Open sameer-aryal opened 8 months ago
Hi @sameer-aryal,
Yes, this is possible. To do this, you'd want to replace the tg2
or t2g_3col
file, which is a mapping from transcripts to gene (or transcript to gene + splicing-status) with a corresponding file that maps transcripts to themselves. You can, of course, decide how you want to handle the splicing status in this case (e.g. consider each merged intronic span as a separate transcript, group them all together into a single intronic supertranscript for the gene, etc.).
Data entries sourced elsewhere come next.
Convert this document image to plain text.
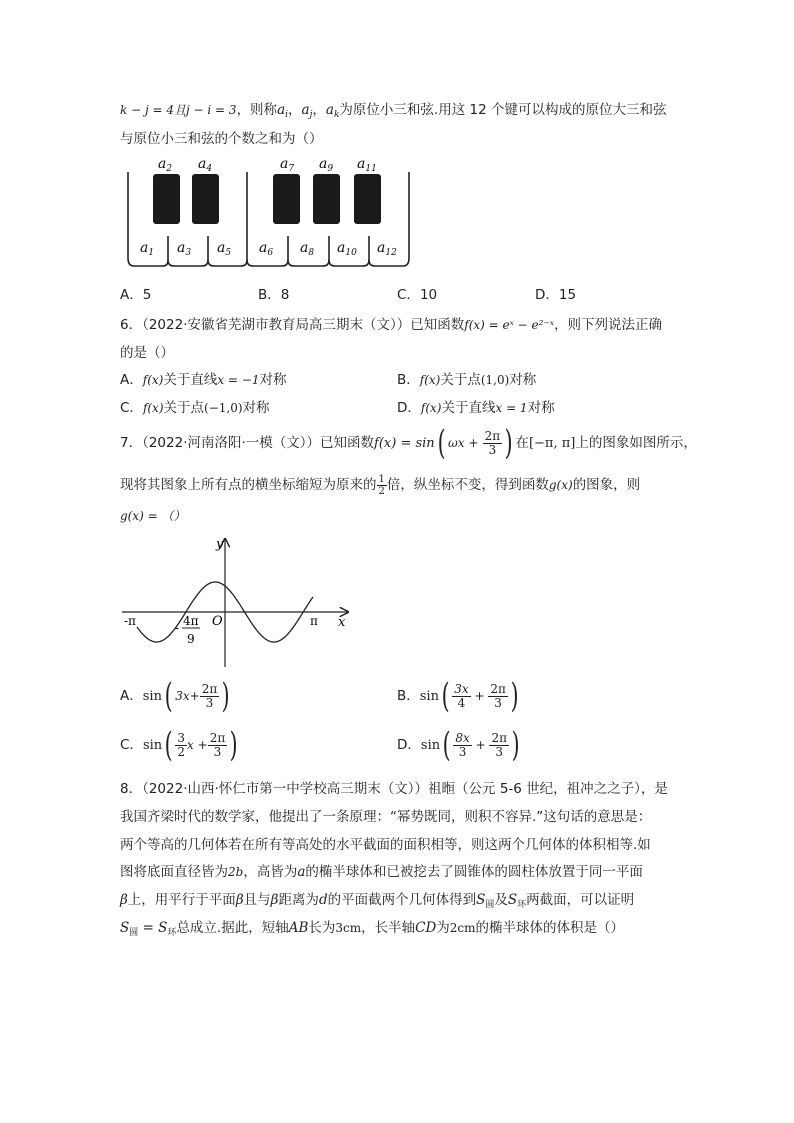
k − j = 4且j − i = 3，则称$a_i$，$a_j$，$a_k$为原位小三和弦.用这 12 个键可以构成的原位大三和弦
与原位小三和弦的个数之和为（）
$a_2$ $a_4$	$a_7$ $a_9$ $a_{11}$
$a_1$ $a_3$ $a_5$ $a_6$ $a_8$ $a_{10}$ $a_{12}$
A．5	B．8	C．10	D．15
6．（2022·安徽省芜湖市教育局高三期末（文））已知函数f(x) = eˣ − e²⁻ˣ，则下列说法正确
的是（）
A．f(x)关于直线x = −1对称	B．f(x)关于点(1,0)对称
C．f(x)关于点(−1,0)对称	D．f(x)关于直线x = 1对称
7．（2022·河南洛阳·一模（文））已知函数f(x) = sin( $\omega x + \frac{2\pi}{3}$ ) 在[−π, π]上的图象如图所示，
现将其图象上所有点的横坐标缩短为原来的 $\frac{1}{2}$ 倍，纵坐标不变，得到函数g(x)的图象，则
g(x) = （）
y
x
O
-π	π
- 4π
9
A．sin( $3x+ \frac{2\pi}{3}$ )	B．$\sin( \frac{3x}{4} + \frac{2\pi}{3}$ )
C．$\sin( \frac{3}{2}$ $x + \frac{2\pi}{3}$ )	D．$\sin( \frac{8x}{3} + \frac{2\pi}{3}$ )
8．（2022·山西·怀仁市第一中学校高三期末（文））祖暅（公元 5-6 世纪，祖冲之之子），是
我国齐梁时代的数学家，他提出了一条原理：“幂势既同，则积不容异.”这句话的意思是：
两个等高的几何体若在所有等高处的水平截面的面积相等，则这两个几何体的体积相等.如
图将底面直径皆为2b，高皆为a的椭半球体和已被挖去了圆锥体的圆柱体放置于同一平面
β上，用平行于平面β且与β距离为d的平面截两个几何体得到$S_圆$及$S_环$两截面，可以证明
$S_圆 = S_环$总成立.据此，短轴AB长为3cm，长半轴CD为2cm的椭半球体的体积是（）
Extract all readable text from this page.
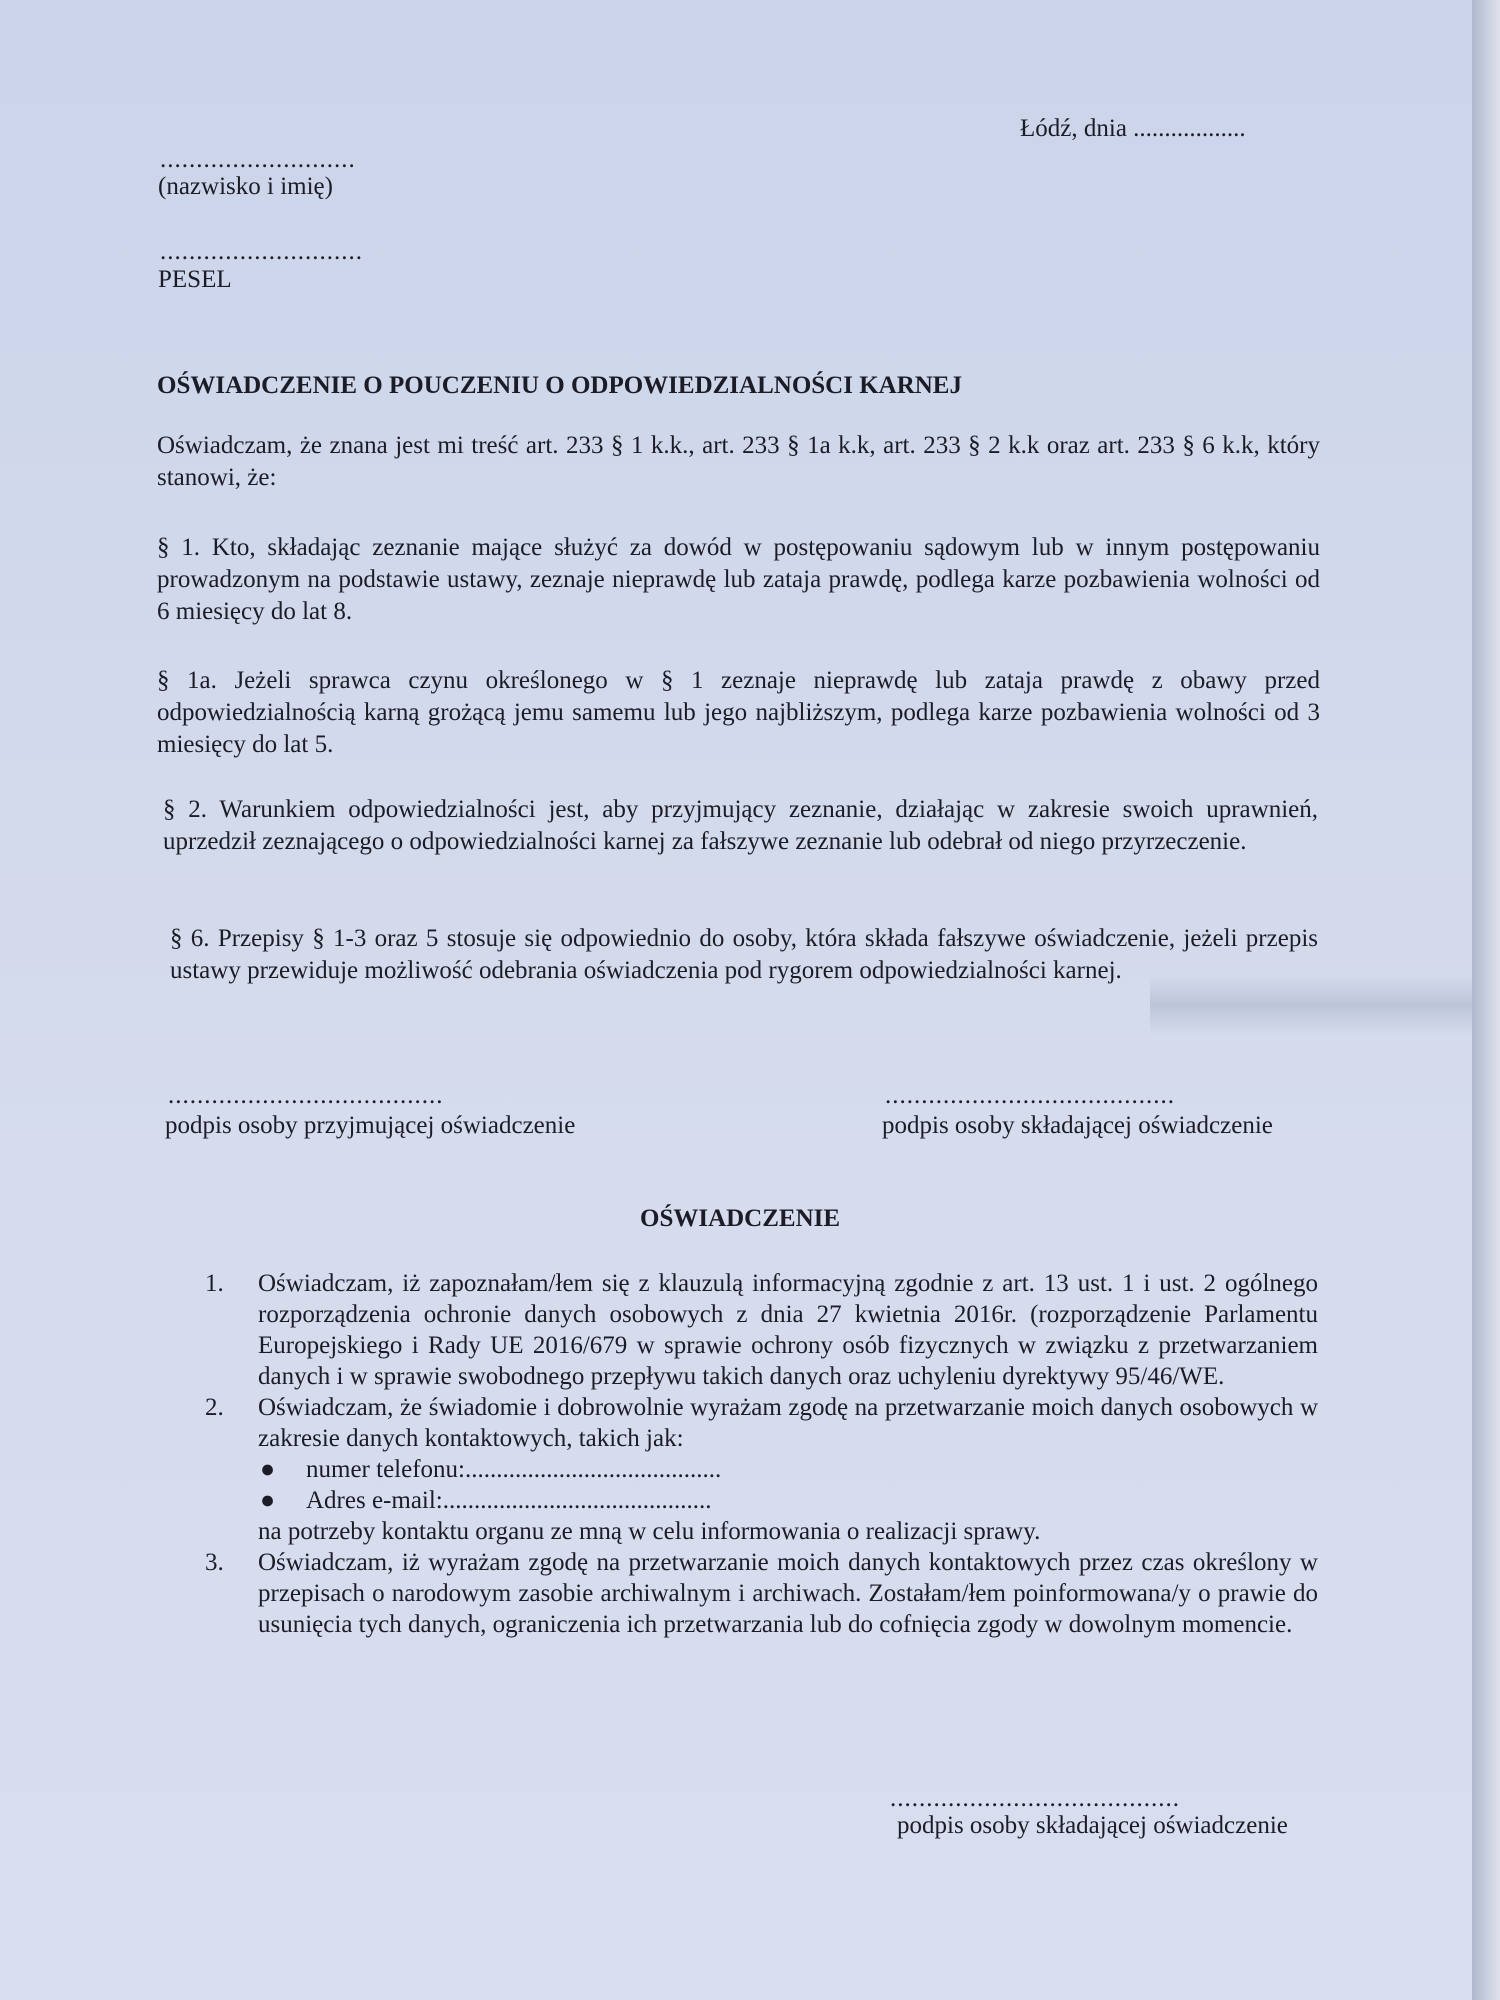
Łódź, dnia ..................
...........................
(nazwisko i imię)
............................
PESEL
OŚWIADCZENIE O POUCZENIU O ODPOWIEDZIALNOŚCI KARNEJ
Oświadczam, że znana jest mi treść art. 233 § 1 k.k., art. 233 § 1a k.k, art. 233 § 2 k.k oraz art. 233 § 6 k.k, który stanowi, że:
§ 1. Kto, składając zeznanie mające służyć za dowód w postępowaniu sądowym lub w innym postępowaniu prowadzonym na podstawie ustawy, zeznaje nieprawdę lub zataja prawdę, podlega karze pozbawienia wolności od 6 miesięcy do lat 8.
§ 1a. Jeżeli sprawca czynu określonego w § 1 zeznaje nieprawdę lub zataja prawdę z obawy przed odpowiedzialnością karną grożącą jemu samemu lub jego najbliższym, podlega karze pozbawienia wolności od 3 miesięcy do lat 5.
§ 2. Warunkiem odpowiedzialności jest, aby przyjmujący zeznanie, działając w zakresie swoich uprawnień, uprzedził zeznającego o odpowiedzialności karnej za fałszywe zeznanie lub odebrał od niego przyrzeczenie.
§ 6. Przepisy § 1-3 oraz 5 stosuje się odpowiednio do osoby, która składa fałszywe oświadczenie, jeżeli przepis ustawy przewiduje możliwość odebrania oświadczenia pod rygorem odpowiedzialności karnej.
......................................
podpis osoby przyjmującej oświadczenie
........................................
podpis osoby składającej oświadczenie
OŚWIADCZENIE
1. Oświadczam, iż zapoznałam/łem się z klauzulą informacyjną zgodnie z art. 13 ust. 1 i ust. 2 ogólnego rozporządzenia ochronie danych osobowych z dnia 27 kwietnia 2016r. (rozporządzenie Parlamentu Europejskiego i Rady UE 2016/679 w sprawie ochrony osób fizycznych w związku z przetwarzaniem danych i w sprawie swobodnego przepływu takich danych oraz uchyleniu dyrektywy 95/46/WE.
2. Oświadczam, że świadomie i dobrowolnie wyrażam zgodę na przetwarzanie moich danych osobowych w zakresie danych kontaktowych, takich jak:
● numer telefonu:.........................................
● Adres e-mail:...........................................
na potrzeby kontaktu organu ze mną w celu informowania o realizacji sprawy.
3. Oświadczam, iż wyrażam zgodę na przetwarzanie moich danych kontaktowych przez czas określony w przepisach o narodowym zasobie archiwalnym i archiwach. Zostałam/łem poinformowana/y o prawie do usunięcia tych danych, ograniczenia ich przetwarzania lub do cofnięcia zgody w dowolnym momencie.
........................................
podpis osoby składającej oświadczenie
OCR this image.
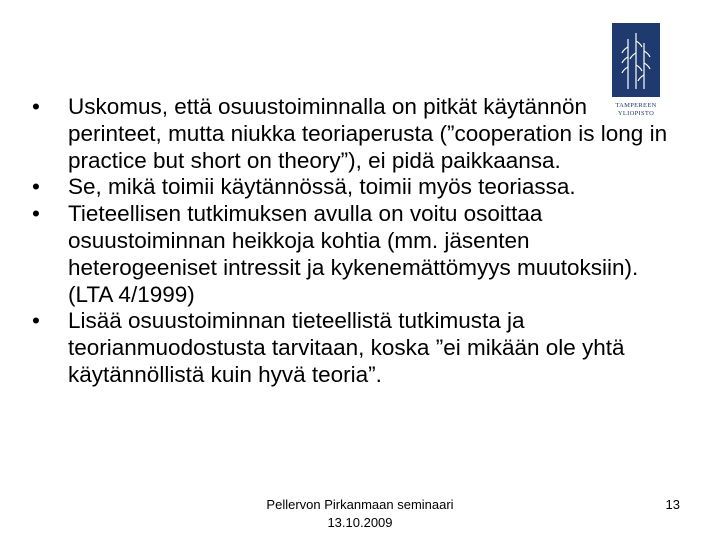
TAMPEREEN
YLIOPISTO
•	Uskomus, että osuustoiminnalla on pitkät käytännön perinteet, mutta niukka teoriaperusta (”cooperation is long in practice but short on theory”), ei pidä paikkaansa.
•	Se, mikä toimii käytännössä, toimii myös teoriassa.
•	Tieteellisen tutkimuksen avulla on voitu osoittaa osuustoiminnan heikkoja kohtia (mm. jäsenten heterogeeniset intressit ja kykenemättömyys muutoksiin). (LTA 4/1999)
•	Lisää osuustoiminnan tieteellistä tutkimusta ja teorianmuodostusta tarvitaan, koska ”ei mikään ole yhtä käytännöllistä kuin hyvä teoria”.
Pellervon Pirkanmaan seminaari
13.10.2009
13
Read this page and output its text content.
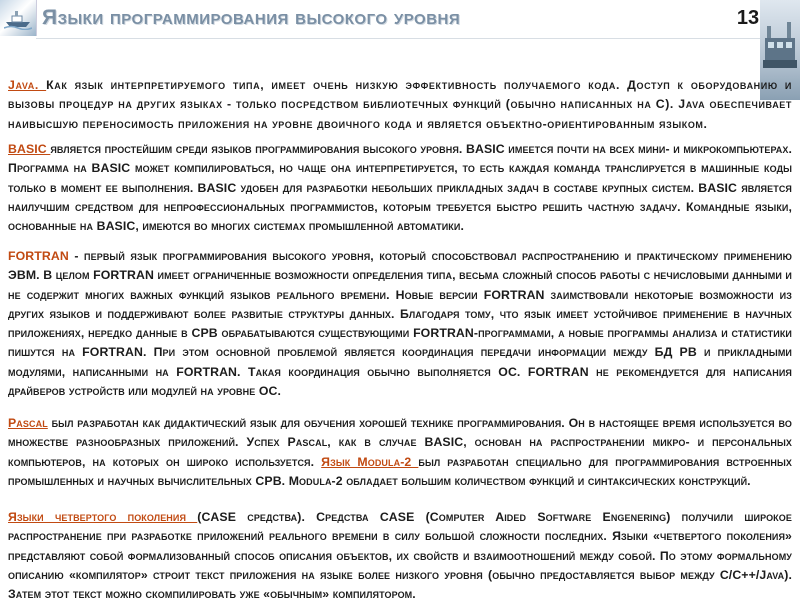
Языки программирования высокого уровня	13

Java. Как язык интерпретируемого типа, имеет очень низкую эффективность получаемого кода. Доступ к оборудованию и вызовы процедур на других языках - только посредством библиотечных функций (обычно написанных на С). Java обеспечивает наивысшую переносимость приложения на уровне двоичного кода и является объектно-ориентированным языком.

BASIC является простейшим среди языков программирования высокого уровня. BASIC имеется почти на всех мини- и микрокомпьютерах. Программа на BASIC может компилироваться, но чаще она интерпретируется, то есть каждая команда транслируется в машинные коды только в момент ее выполнения. BASIC удобен для разработки небольших прикладных задач в составе крупных систем. BASIC является наилучшим средством для непрофессиональных программистов, которым требуется быстро решить частную задачу. Командные языки, основанные на BASIC, имеются во многих системах промышленной автоматики.

FORTRAN - первый язык программирования высокого уровня, который способствовал распространению и практическому применению ЭВМ. В целом FORTRAN имеет ограниченные возможности определения типа, весьма сложный способ работы с нечисловыми данными и не содержит многих важных функций языков реального времени. Новые версии FORTRAN заимствовали некоторые возможности из других языков и поддерживают более развитые структуры данных. Благодаря тому, что язык имеет устойчивое применение в научных приложениях, нередко данные в СРВ обрабатываются существующими FORTRAN-программами, а новые программы анализа и статистики пишутся на FORTRAN. При этом основной проблемой является координация передачи информации между БД РВ и прикладными модулями, написанными на FORTRAN. Такая координация обычно выполняется ОС. FORTRAN не рекомендуется для написания драйверов устройств или модулей на уровне ОС.

Pascal был разработан как дидактический язык для обучения хорошей технике программирования. Он в настоящее время используется во множестве разнообразных приложений. Успех Pascal, как в случае BASIC, основан на распространении микро- и персональных компьютеров, на которых он широко используется. Язык Modula-2 был разработан специально для программирования встроенных промышленных и научных вычислительных СРВ. Modula-2 обладает большим количеством функций и синтаксических конструкций.

Языки четвертого поколения (CASE средства). Средства CASE (Computer Aided Software Engenering) получили широкое распространение при разработке приложений реального времени в силу большой сложности последних. Языки «четвертого поколения» представляют собой формализованный способ описания объектов, их свойств и взаимоотношений между собой. По этому формальному описанию «компилятор» строит текст приложения на языке более низкого уровня (обычно предоставляется выбор между С/С++/Java). Затем этот текст можно скомпилировать уже «обычным» компилятором.
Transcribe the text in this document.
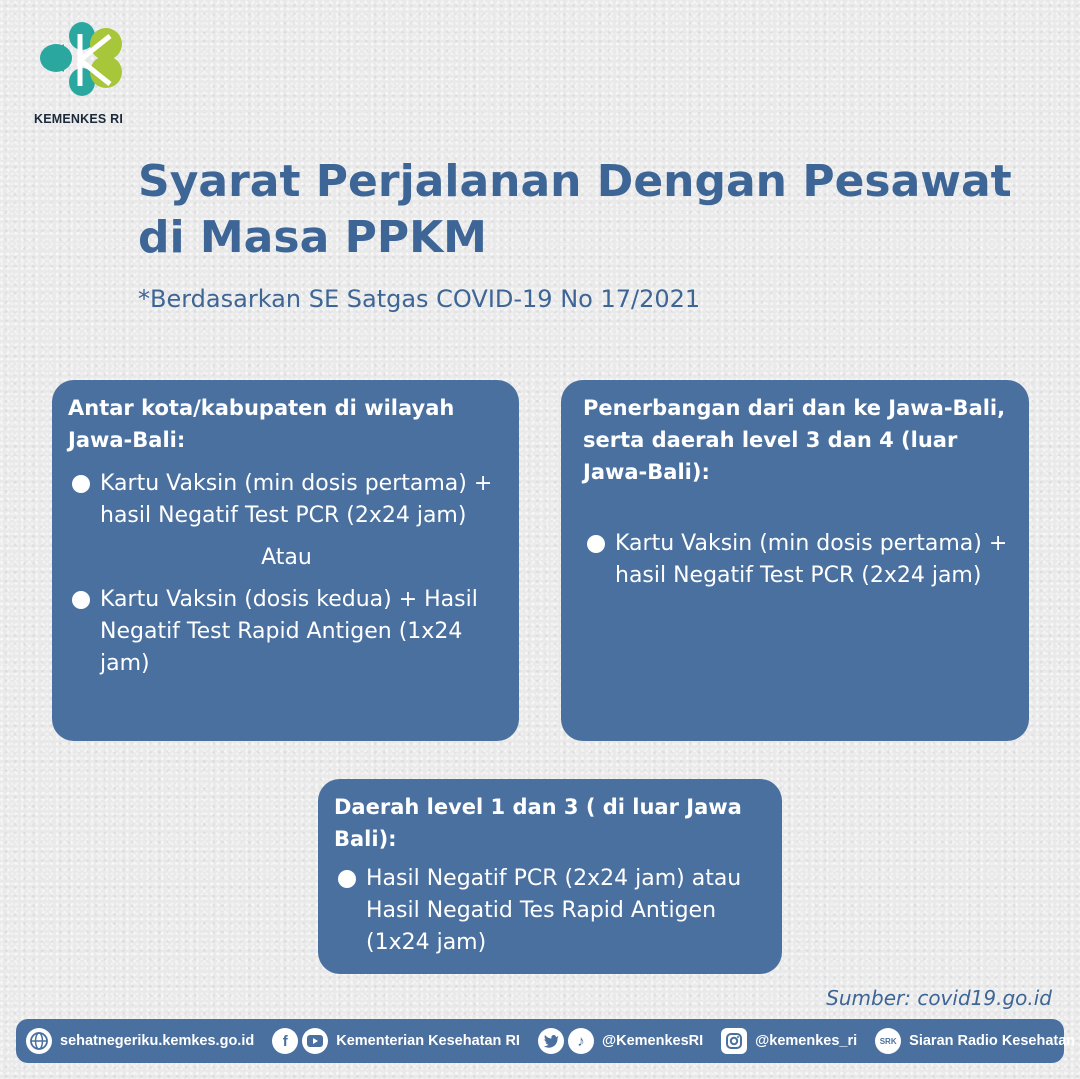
KEMENKES RI
Syarat Perjalanan Dengan Pesawat di Masa PPKM

*Berdasarkan SE Satgas COVID-19 No 17/2021

Antar kota/kabupaten di wilayah Jawa-Bali:
Kartu Vaksin (min dosis pertama) + hasil Negatif Test PCR (2x24 jam)
Atau
Kartu Vaksin (dosis kedua) + Hasil Negatif Test Rapid Antigen (1x24 jam)
Penerbangan dari dan ke Jawa-Bali, serta daerah level 3 dan 4 (luar Jawa-Bali):
Kartu Vaksin (min dosis pertama) + hasil Negatif Test PCR (2x24 jam)
Daerah level 1 dan 3 ( di luar Jawa Bali):
Hasil Negatif PCR (2x24 jam) atau Hasil Negatid Tes Rapid Antigen (1x24 jam)
Sumber: covid19.go.id
sehatnegeriku.kemkes.go.id	f	Kementerian Kesehatan RI	♪	@KemenkesRI	@kemenkes_ri	SRK Siaran Radio Kesehatan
However, the big caveat here is that while this is easy to to technically, current 3' tag-based protocols are likely not going to be very good at giving you isoform level information reliably. This is because they are sequencing in a strongly-biased way from the 3' end of the transcripts, so, at most, you may be able to distinguish families of transcripts that share different terminal exons. Likewise, the per-cell depth of coverage is very low, so there is not much information to help with resolving ambiguous reads (I'm guessing you'd want to use a UMI resolution method in this case that turns on the EM to help avoid losing too many reads to multimapping).
Anyway, we're happy to help you out if you want to give this a try. I'm pinging @DongzeHE so he can chime in here as well if he wants.
Best, Rob
Dear @rob-p,
Thanks very much for the guidance, as well for creating and maintaining this excellent tool.
…so, at most, you may be able to distinguish families of transcripts that share different terminal exons.
This is exactly the case I wish to use this approach for.
you'd want to replace the
tg2
ort2g_3col
file, which is a mapping from transcripts to gene (or transcript to gene + splicing-status) with a corresponding file that maps transcripts to themselves.
I will give this a try; thanks very much again.
I wanted to ask if it was possible to generate a barcode-by-isoform count matrix (instead of gene-level counts) using simpleaf; thanks very much.